Campobello also admitted to abusing a 16 year old girl who attended Aurora Central between November 1999 and March 2000 while he served as assistant principal and religious education teacher at the school. In November 1999, Bishop Thomas Doran was made aware of an Aurora Central “executive meeting” at which a “layperson” raised concerns “about the time a priest was spending with a young person” from a “broken home.” The community member reported that Campobello had been seen twice eating out at a restaurant with a girl in her junior year during school hours. Campobello was also said to have seen the girl in his office “several times”; apparently, he made her his “teacher’s aide.”

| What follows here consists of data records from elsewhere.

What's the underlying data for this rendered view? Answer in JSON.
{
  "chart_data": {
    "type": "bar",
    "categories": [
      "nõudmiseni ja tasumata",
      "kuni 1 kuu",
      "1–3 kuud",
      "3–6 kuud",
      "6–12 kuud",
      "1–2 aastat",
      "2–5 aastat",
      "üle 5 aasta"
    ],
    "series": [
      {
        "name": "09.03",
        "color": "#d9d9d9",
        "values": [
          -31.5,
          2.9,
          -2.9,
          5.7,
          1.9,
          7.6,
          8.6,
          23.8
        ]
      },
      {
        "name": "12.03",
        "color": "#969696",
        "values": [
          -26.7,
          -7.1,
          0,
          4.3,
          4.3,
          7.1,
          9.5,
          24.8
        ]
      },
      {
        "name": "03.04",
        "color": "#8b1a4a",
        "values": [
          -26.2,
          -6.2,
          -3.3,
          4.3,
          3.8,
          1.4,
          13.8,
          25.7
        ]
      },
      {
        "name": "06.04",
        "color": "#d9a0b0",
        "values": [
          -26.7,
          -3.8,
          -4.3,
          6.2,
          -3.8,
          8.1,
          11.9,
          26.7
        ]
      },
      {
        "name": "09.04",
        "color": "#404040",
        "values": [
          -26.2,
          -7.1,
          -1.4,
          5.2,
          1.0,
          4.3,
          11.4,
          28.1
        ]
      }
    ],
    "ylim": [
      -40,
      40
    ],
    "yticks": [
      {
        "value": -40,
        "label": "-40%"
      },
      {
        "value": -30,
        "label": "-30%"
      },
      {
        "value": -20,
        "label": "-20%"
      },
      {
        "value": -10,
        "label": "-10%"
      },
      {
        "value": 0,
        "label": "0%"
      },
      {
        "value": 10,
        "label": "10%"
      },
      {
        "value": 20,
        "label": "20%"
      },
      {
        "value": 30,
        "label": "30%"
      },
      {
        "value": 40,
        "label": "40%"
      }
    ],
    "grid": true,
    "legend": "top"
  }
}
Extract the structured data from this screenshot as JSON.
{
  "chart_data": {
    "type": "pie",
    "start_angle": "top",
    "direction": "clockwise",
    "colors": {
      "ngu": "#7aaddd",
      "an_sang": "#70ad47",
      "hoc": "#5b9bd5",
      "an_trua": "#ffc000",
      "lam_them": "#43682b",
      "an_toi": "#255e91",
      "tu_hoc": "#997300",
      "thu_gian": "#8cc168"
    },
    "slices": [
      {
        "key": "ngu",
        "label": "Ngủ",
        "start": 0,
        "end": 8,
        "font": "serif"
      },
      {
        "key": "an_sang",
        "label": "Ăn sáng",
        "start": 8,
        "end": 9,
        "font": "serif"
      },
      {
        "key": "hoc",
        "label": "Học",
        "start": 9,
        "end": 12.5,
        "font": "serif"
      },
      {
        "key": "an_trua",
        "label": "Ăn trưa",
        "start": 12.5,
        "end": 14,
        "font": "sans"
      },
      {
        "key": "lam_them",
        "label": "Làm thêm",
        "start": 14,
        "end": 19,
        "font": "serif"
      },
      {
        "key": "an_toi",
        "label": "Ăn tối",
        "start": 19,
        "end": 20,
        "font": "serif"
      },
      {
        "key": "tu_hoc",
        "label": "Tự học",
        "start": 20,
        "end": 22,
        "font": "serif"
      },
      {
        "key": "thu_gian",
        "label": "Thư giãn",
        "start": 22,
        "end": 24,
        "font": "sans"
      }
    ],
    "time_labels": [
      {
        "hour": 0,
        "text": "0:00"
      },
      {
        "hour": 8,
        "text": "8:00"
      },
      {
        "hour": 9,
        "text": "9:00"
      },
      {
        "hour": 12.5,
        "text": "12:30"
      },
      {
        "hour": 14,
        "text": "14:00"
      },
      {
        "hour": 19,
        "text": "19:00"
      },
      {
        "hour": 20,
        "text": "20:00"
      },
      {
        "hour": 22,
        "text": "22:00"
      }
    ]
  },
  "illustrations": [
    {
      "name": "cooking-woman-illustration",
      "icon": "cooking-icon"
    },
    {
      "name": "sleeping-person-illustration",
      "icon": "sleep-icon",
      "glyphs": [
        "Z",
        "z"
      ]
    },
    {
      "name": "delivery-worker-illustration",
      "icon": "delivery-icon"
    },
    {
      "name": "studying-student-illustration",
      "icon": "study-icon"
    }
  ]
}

The same month, November 1999, Campobello was summoned to another meeting—this time with the bishop himself—to discuss his behavior. The bishop “severely warned” Campobello about “seeing” the young girl in “compromising circumstances.” Campobello “assured” the bishop that he would end the relationship and had not been sexually abusing the girl; apparently the bishop took him at his word. At the very least, diocesan officials concluded “there is a pattern” of Campobello “not using good common sense about associating with young girls.” Yet the diocese did not refer the allegation to its intervention team or take any further action at the time.
Three months later, in February 2000, the diocese removed Campobello from his position at Aurora Central because he had yet to “end” the “ongoing and public relationship he has with a junior girl.” When confronted about this by the vicar general and others, Campobello even admitted there had been “some physical contact between them.” He agreed with the diocese’s recommendation to travel to a psychiatric facility out of state for an “evaluation” and “inpatient treatment for behavior modification.” There is no evidence in the diocese’s files that it took any action to provide assistance to the survivor whom Campobello had admitted to inappropriately touching. Nor is there any evidence the diocese notified law enforcement or community members about Campobello’s admissions or the danger he posed to young girls. When he returned to Illinois a few months later, Campobello was assigned to a new parish in Crystal Lake and, later, another parish in Belvidere.
Upon hearing the news of Campobello’s December 2002 arrest for sexual assault of the first survivor discussed above, the second survivor of his abuse came forward to report her own ordeal. Campobello was indicted with additional charges of aggravated criminal sexual abuse in October 2003 and pleaded guilty in May 2004. He was laicized in June 2005. After serving several years in prison, Campobello was released in July 2010 and was last known to be living in Crystal Lake.
While Campobello’s criminal prosecution was pending, the Diocese of Rockford refused to turn over its internal files to Kane County prosecutors. Among other things, the state’s attorney sought to determine whether the diocese sent Campobello to the out-of-state psychiatric facility in February 2000 because it was aware he had engaged in sexual misconduct with a child. The diocese asserted multiple justifications for withholding Campobello’s personnel file and the results of its internal investigations, including that the requests were “an intrusion by the State into the internal workings of the Catholic Church” and “that its practice of religion is jeopardized by the subpoena.” The diocese’s arguments were ultimately rejected by the Illinois appellate court, which reasoned in a precedential opinion that the church’s internal rules forbidding disclosure of its files did not “permit[ ] evidence pertaining to sexual molestation of children by priests to be secreted and shielded from discovery.”